Almost three years later, FSU has launched an all-out effort to amass the keepsakes of those who served this country from 1941 to 1945 for an Institute on World War II and the Human Experience.
Bill Oldson, the history professor organizing the effort, doesn't just want items that might seem valuable, such as medals or uniforms or helmets.
He wants everything. Letters, Photos, notes, memoirs, maps, books -- anything to document a war that enlisted 13 million Americans and employed millions more in the defense industry.
It will be a tribute to those who did their duty but didn't make the history books. It will document a side of the war rarely explored.
It all started with the Langfords
Oldson said it is an idea that he's had for a while. But he didn't have the Resources to begin gathering and archiving items when Dougherty showed up with his father's photos.

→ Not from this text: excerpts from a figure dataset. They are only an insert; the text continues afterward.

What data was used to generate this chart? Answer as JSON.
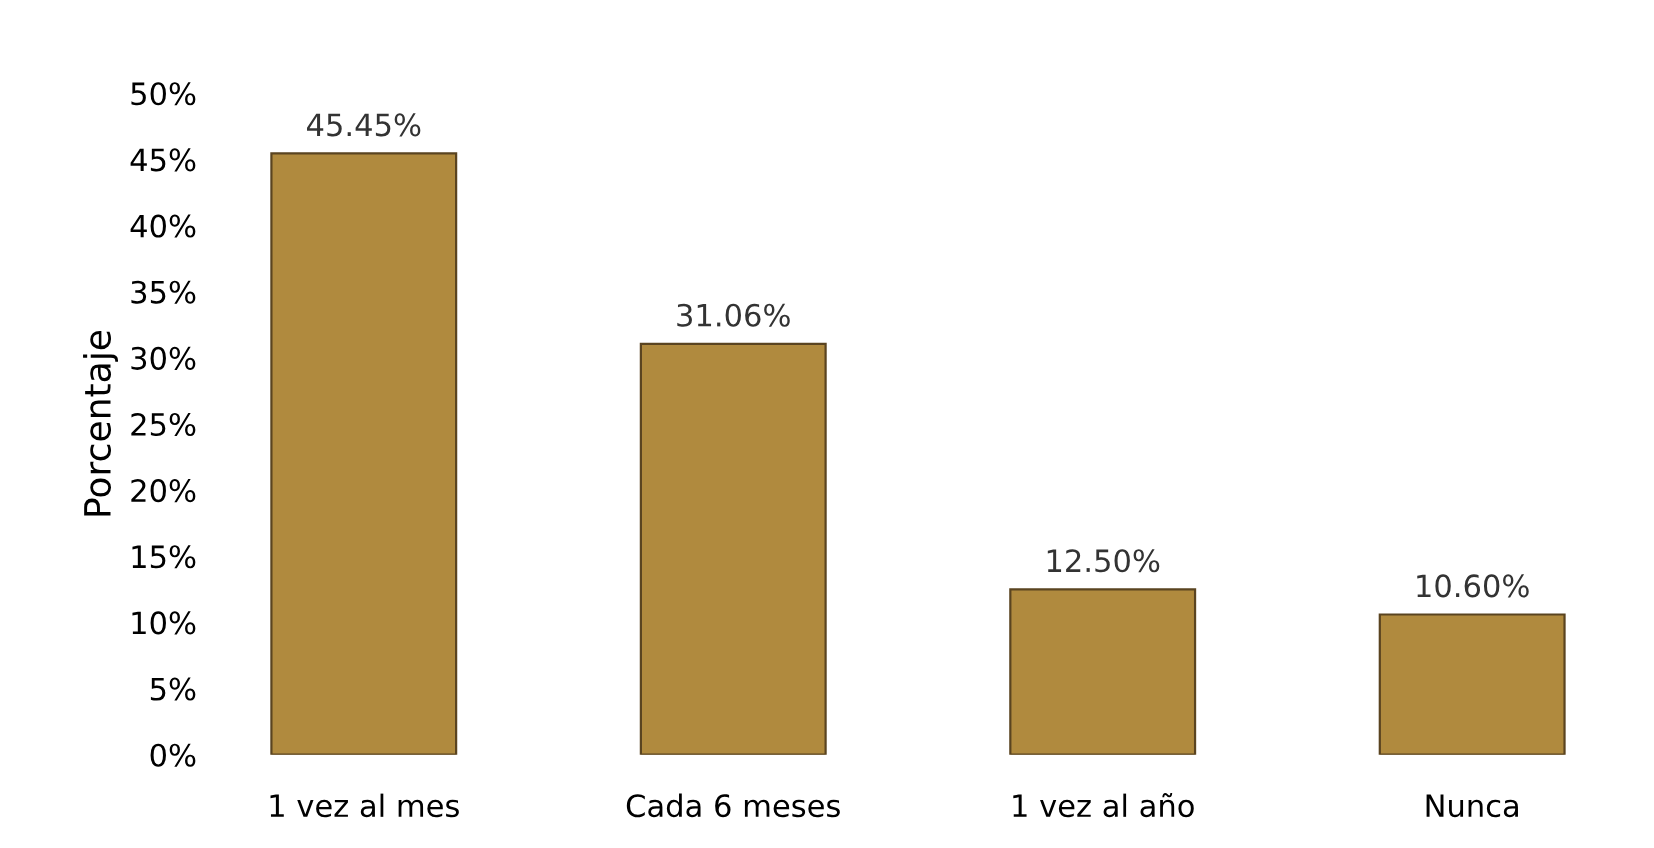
{
  "chart_data": {
    "type": "bar",
    "ylabel": "Porcentaje",
    "categories": [
      "1 vez al mes",
      "Cada 6 meses",
      "1 vez al año",
      "Nunca"
    ],
    "values": [
      45.45,
      31.06,
      12.5,
      10.6
    ],
    "value_labels": [
      "45.45%",
      "31.06%",
      "12.50%",
      "10.60%"
    ],
    "color": "#b08a3e",
    "ylim": [
      0,
      50
    ],
    "yticks": [
      {
        "value": 0,
        "label": "0%"
      },
      {
        "value": 5,
        "label": "5%"
      },
      {
        "value": 10,
        "label": "10%"
      },
      {
        "value": 15,
        "label": "15%"
      },
      {
        "value": 20,
        "label": "20%"
      },
      {
        "value": 25,
        "label": "25%"
      },
      {
        "value": 30,
        "label": "30%"
      },
      {
        "value": 35,
        "label": "35%"
      },
      {
        "value": 40,
        "label": "40%"
      },
      {
        "value": 45,
        "label": "45%"
      },
      {
        "value": 50,
        "label": "50%"
      }
    ],
    "grid": false,
    "legend": false
  }
}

In fact, it wasn't until a couple with connections to FSU began worrying about what would happen to their wartime mementos that his mission became clear.

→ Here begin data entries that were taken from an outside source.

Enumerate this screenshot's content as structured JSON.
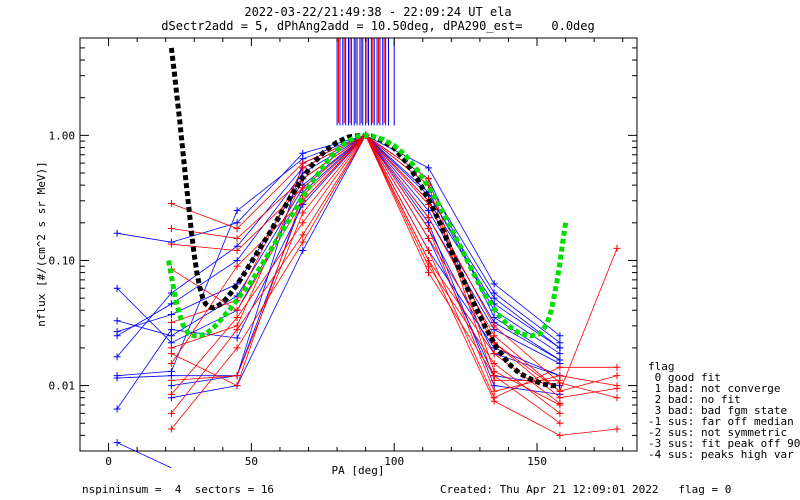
{
  "chart_data": {
    "type": "line",
    "title": "2022-03-22/21:49:38 - 22:09:24 UT ela",
    "subtitle": "dSectr2add = 5, dPhAng2add = 10.50deg, dPA290_est=    0.0deg",
    "xlabel": "PA [deg]",
    "ylabel": "nflux [#/(cm^2 s sr MeV)]",
    "xlim": [
      -10,
      185
    ],
    "ylim": [
      0.003,
      6.0
    ],
    "yscale": "log",
    "x_ticks": [
      "0",
      "50",
      "100",
      "150"
    ],
    "y_ticks": [
      "0.01",
      "0.10",
      "1.00"
    ],
    "legend": {
      "title": "flag",
      "entries": [
        " 0 good fit",
        " 1 bad: not converge",
        " 2 bad: no fit",
        " 3 bad: bad fgm state",
        "-1 sus: far off median",
        "-2 sus: not symmetric",
        "-3 sus: fit peak off 90",
        "-4 sus: peaks high var"
      ]
    },
    "footer_left": "nspininsum =  4  sectors = 16",
    "footer_right": "Created: Thu Apr 21 12:09:01 2022   flag = 0",
    "colors": {
      "blue_series": "#0000ff",
      "red_series": "#ff0000",
      "fit_black": "#000000",
      "fit_green": "#00dd00"
    },
    "pa_bins": [
      3,
      22,
      45,
      68,
      90,
      112,
      135,
      158,
      178
    ],
    "series_blue": [
      [
        0.0035,
        0.0022,
        null,
        0.4,
        1.0,
        0.12,
        0.02,
        0.012,
        null
      ],
      [
        0.0065,
        0.028,
        0.024,
        0.28,
        1.0,
        0.18,
        0.018,
        0.012,
        null
      ],
      [
        0.0115,
        0.012,
        0.012,
        0.3,
        1.0,
        0.22,
        0.028,
        0.015,
        null
      ],
      [
        0.012,
        0.013,
        0.25,
        0.65,
        1.0,
        0.45,
        0.035,
        0.016,
        null
      ],
      [
        0.017,
        0.055,
        0.13,
        0.55,
        1.0,
        0.35,
        0.04,
        0.018,
        null
      ],
      [
        0.025,
        0.045,
        0.1,
        0.5,
        1.0,
        0.3,
        0.045,
        0.02,
        null
      ],
      [
        0.027,
        0.037,
        0.065,
        0.45,
        1.0,
        0.33,
        0.05,
        0.02,
        null
      ],
      [
        0.033,
        0.025,
        0.052,
        0.38,
        1.0,
        0.4,
        0.055,
        0.022,
        null
      ],
      [
        0.06,
        0.022,
        0.04,
        0.35,
        1.0,
        0.25,
        0.032,
        0.016,
        null
      ],
      [
        0.165,
        0.14,
        0.2,
        0.72,
        1.0,
        0.55,
        0.065,
        0.025,
        null
      ],
      [
        null,
        0.008,
        0.01,
        0.12,
        1.0,
        0.15,
        0.012,
        0.01,
        null
      ],
      [
        null,
        0.01,
        0.012,
        0.6,
        1.0,
        0.2,
        0.01,
        0.0085,
        null
      ]
    ],
    "series_red": [
      [
        null,
        0.0045,
        0.02,
        0.14,
        1.0,
        0.08,
        0.012,
        0.005,
        null
      ],
      [
        null,
        0.006,
        0.028,
        0.16,
        1.0,
        0.09,
        0.015,
        0.006,
        null
      ],
      [
        null,
        0.0085,
        0.035,
        0.2,
        1.0,
        0.1,
        0.018,
        0.0072,
        null
      ],
      [
        null,
        0.011,
        0.012,
        0.24,
        1.0,
        0.15,
        0.022,
        0.008,
        0.0095
      ],
      [
        null,
        0.015,
        0.09,
        0.3,
        1.0,
        0.22,
        0.025,
        0.009,
        0.012
      ],
      [
        null,
        0.018,
        0.01,
        0.33,
        1.0,
        0.28,
        0.03,
        0.0105,
        0.008
      ],
      [
        null,
        0.02,
        0.03,
        0.45,
        1.0,
        0.18,
        0.009,
        0.012,
        0.01
      ],
      [
        null,
        0.032,
        0.048,
        0.55,
        1.0,
        0.12,
        0.008,
        0.014,
        0.014
      ],
      [
        null,
        0.085,
        0.04,
        0.3,
        1.0,
        0.1,
        0.0075,
        0.004,
        0.0045
      ],
      [
        null,
        0.135,
        0.12,
        0.38,
        1.0,
        0.3,
        0.022,
        0.009,
        0.125
      ],
      [
        null,
        0.18,
        0.15,
        0.45,
        1.0,
        0.45,
        0.013,
        0.007,
        null
      ],
      [
        null,
        0.285,
        0.18,
        0.6,
        1.0,
        0.4,
        0.011,
        0.011,
        null
      ]
    ],
    "fit_black": {
      "x": [
        22,
        23,
        24,
        25,
        26,
        27,
        28,
        29,
        30,
        31,
        32,
        33,
        34,
        35,
        36,
        37,
        38,
        40,
        42,
        45,
        48,
        52,
        56,
        60,
        64,
        68,
        72,
        76,
        80,
        84,
        88,
        90,
        92,
        96,
        100,
        104,
        108,
        112,
        116,
        120,
        124,
        128,
        132,
        136,
        140,
        144,
        148,
        152,
        155,
        158
      ],
      "y": [
        5.0,
        3.2,
        2.0,
        1.25,
        0.75,
        0.45,
        0.28,
        0.17,
        0.11,
        0.078,
        0.06,
        0.05,
        0.045,
        0.043,
        0.042,
        0.042,
        0.043,
        0.046,
        0.052,
        0.064,
        0.082,
        0.115,
        0.16,
        0.23,
        0.33,
        0.46,
        0.61,
        0.76,
        0.88,
        0.97,
        1.0,
        1.0,
        0.99,
        0.91,
        0.79,
        0.62,
        0.45,
        0.31,
        0.2,
        0.12,
        0.072,
        0.045,
        0.029,
        0.02,
        0.015,
        0.0125,
        0.0112,
        0.0103,
        0.01,
        0.01
      ]
    },
    "fit_green": {
      "x": [
        21,
        22,
        23,
        24,
        25,
        26,
        27,
        28,
        30,
        32,
        34,
        36,
        38,
        40,
        43,
        46,
        50,
        54,
        58,
        62,
        66,
        70,
        74,
        78,
        82,
        86,
        88,
        90,
        92,
        96,
        100,
        104,
        108,
        112,
        116,
        120,
        124,
        128,
        132,
        136,
        140,
        144,
        148,
        151,
        153,
        154,
        155,
        156,
        157,
        158,
        159,
        160
      ],
      "y": [
        0.1,
        0.075,
        0.056,
        0.044,
        0.036,
        0.031,
        0.028,
        0.026,
        0.025,
        0.025,
        0.026,
        0.028,
        0.031,
        0.035,
        0.042,
        0.052,
        0.068,
        0.095,
        0.135,
        0.19,
        0.27,
        0.38,
        0.52,
        0.68,
        0.84,
        0.96,
        0.995,
        1.0,
        0.99,
        0.93,
        0.83,
        0.69,
        0.53,
        0.39,
        0.27,
        0.18,
        0.118,
        0.077,
        0.052,
        0.038,
        0.03,
        0.026,
        0.025,
        0.026,
        0.03,
        0.034,
        0.04,
        0.052,
        0.068,
        0.095,
        0.14,
        0.2
      ]
    },
    "spike_x_blue": [
      80,
      81,
      82,
      83,
      84,
      85,
      86,
      87,
      88,
      89,
      90,
      91,
      92,
      93,
      94,
      95,
      96,
      97,
      98,
      100
    ],
    "spike_x_red": [
      80.5,
      82.5,
      84.5,
      86.5,
      88.5,
      90.5,
      92.5,
      94.5,
      96.5
    ]
  }
}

George Langford, who founded the Municipal Code Corp. in Tallahassee, had hundreds of wartime letters to his mother from his two brothers, his sister and himself. His wife, Marion, was concerned: "I kept saying, 'What in the world are we going to do with them?"
The Langfords, who have a history of donating to FSU, turned over their letters to the school, and the idea for an archives was born.

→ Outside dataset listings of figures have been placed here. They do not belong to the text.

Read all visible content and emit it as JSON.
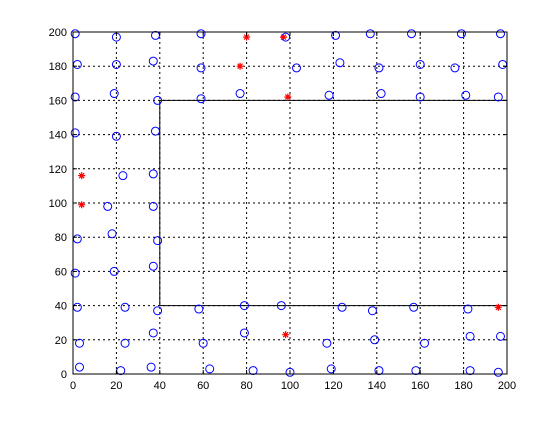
{
  "chart_data": {
    "type": "scatter",
    "title": "",
    "xlabel": "",
    "ylabel": "",
    "xlim": [
      0,
      200
    ],
    "ylim": [
      0,
      200
    ],
    "xticks": [
      0,
      20,
      40,
      60,
      80,
      100,
      120,
      140,
      160,
      180,
      200
    ],
    "yticks": [
      0,
      20,
      40,
      60,
      80,
      100,
      120,
      140,
      160,
      180,
      200
    ],
    "xtick_labels": [
      "0",
      "20",
      "40",
      "60",
      "80",
      "100",
      "120",
      "140",
      "160",
      "180",
      "200"
    ],
    "ytick_labels": [
      "0",
      "20",
      "40",
      "60",
      "80",
      "100",
      "120",
      "140",
      "160",
      "180",
      "200"
    ],
    "grid": true,
    "grid_style": "dashed",
    "inner_region": {
      "x": [
        40,
        200
      ],
      "y": [
        40,
        160
      ]
    },
    "series": [
      {
        "marker": "circle",
        "color": "#0000ff",
        "points": [
          [
            1,
            199
          ],
          [
            20,
            197
          ],
          [
            38,
            198
          ],
          [
            59,
            199
          ],
          [
            98,
            197
          ],
          [
            121,
            198
          ],
          [
            137,
            199
          ],
          [
            156,
            199
          ],
          [
            179,
            199
          ],
          [
            197,
            199
          ],
          [
            2,
            181
          ],
          [
            20,
            181
          ],
          [
            37,
            183
          ],
          [
            59,
            179
          ],
          [
            103,
            179
          ],
          [
            123,
            182
          ],
          [
            141,
            179
          ],
          [
            160,
            181
          ],
          [
            176,
            179
          ],
          [
            198,
            181
          ],
          [
            1,
            162
          ],
          [
            19,
            164
          ],
          [
            39,
            160
          ],
          [
            59,
            161
          ],
          [
            77,
            164
          ],
          [
            118,
            163
          ],
          [
            142,
            164
          ],
          [
            160,
            162
          ],
          [
            181,
            163
          ],
          [
            196,
            162
          ],
          [
            1,
            141
          ],
          [
            20,
            139
          ],
          [
            38,
            142
          ],
          [
            23,
            116
          ],
          [
            37,
            117
          ],
          [
            16,
            98
          ],
          [
            37,
            98
          ],
          [
            2,
            79
          ],
          [
            18,
            82
          ],
          [
            39,
            78
          ],
          [
            1,
            59
          ],
          [
            19,
            60
          ],
          [
            37,
            63
          ],
          [
            2,
            39
          ],
          [
            24,
            39
          ],
          [
            39,
            37
          ],
          [
            58,
            38
          ],
          [
            79,
            40
          ],
          [
            96,
            40
          ],
          [
            124,
            39
          ],
          [
            138,
            37
          ],
          [
            157,
            39
          ],
          [
            182,
            38
          ],
          [
            3,
            18
          ],
          [
            24,
            18
          ],
          [
            37,
            24
          ],
          [
            60,
            18
          ],
          [
            79,
            24
          ],
          [
            117,
            18
          ],
          [
            139,
            20
          ],
          [
            162,
            18
          ],
          [
            183,
            22
          ],
          [
            197,
            22
          ],
          [
            3,
            4
          ],
          [
            22,
            2
          ],
          [
            36,
            4
          ],
          [
            63,
            3
          ],
          [
            83,
            2
          ],
          [
            100,
            1
          ],
          [
            119,
            3
          ],
          [
            141,
            2
          ],
          [
            158,
            2
          ],
          [
            183,
            2
          ],
          [
            196,
            1
          ]
        ]
      },
      {
        "marker": "star",
        "color": "#ff0000",
        "points": [
          [
            80,
            197
          ],
          [
            97,
            197
          ],
          [
            77,
            180
          ],
          [
            99,
            162
          ],
          [
            4,
            116
          ],
          [
            4,
            99
          ],
          [
            98,
            23
          ],
          [
            196,
            39
          ]
        ]
      }
    ]
  }
}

But not before he spent a weekend reading every letter. It was an emotional experience for Langford, who served in the Army and lost a brother in the Philippines 10 days before the Japanese surrendered.
"I had never done that before, and I read them and it just tore me apart," said Langford, taking an emotional moment to reflect on his brother's death 53 years earlier.
With Langford's support, the archives gained momentum and Oldson began a nationwide collection of artifacts, official histories and personal accounts.
He has traveled to military reunions across the country. He has placed blurbs in the company newsletters of Boeing and Hughes Aircraft in hopes of finding defense workers.
His work has paid off. People show up daily with pieces of their past. He has model ships, medals, even an aluminum and steel sea chest made from the remnants of a crashed Japanese plane. But he cherishes the letters most of all.
"So we're not doing so badly and . things are getting better instead of worse," writes a Thomasville, Ga., man to his wife in January 1944. "So chin up; stout fellow; and all that sort of thing, old girl, the best is yet ahead. And before long, I'll be able to take you in my arms and hold you for a long time -- and even when I let you go, you will still be there to come to my arms whenever I wish. For I love you so much, sweetheart"
Recently, 73-year-old Doug Wilkinson of Tallahassee showed up at Oldson's office with a yellow folder filled with his memorabilia. He was a 19-year-old landing craft operator during the Normandy invasion.
For now, Oldson is cataloging the memorabilia and placing it in offices of the Bellamy Building. But he's trying to place the archives in Dodd Hall's basement.
"I'm very worried, with the rapid demise of the veterans, what will happen to this stuff," Oldson said. "I don't want people to forget and I don't want this material lost."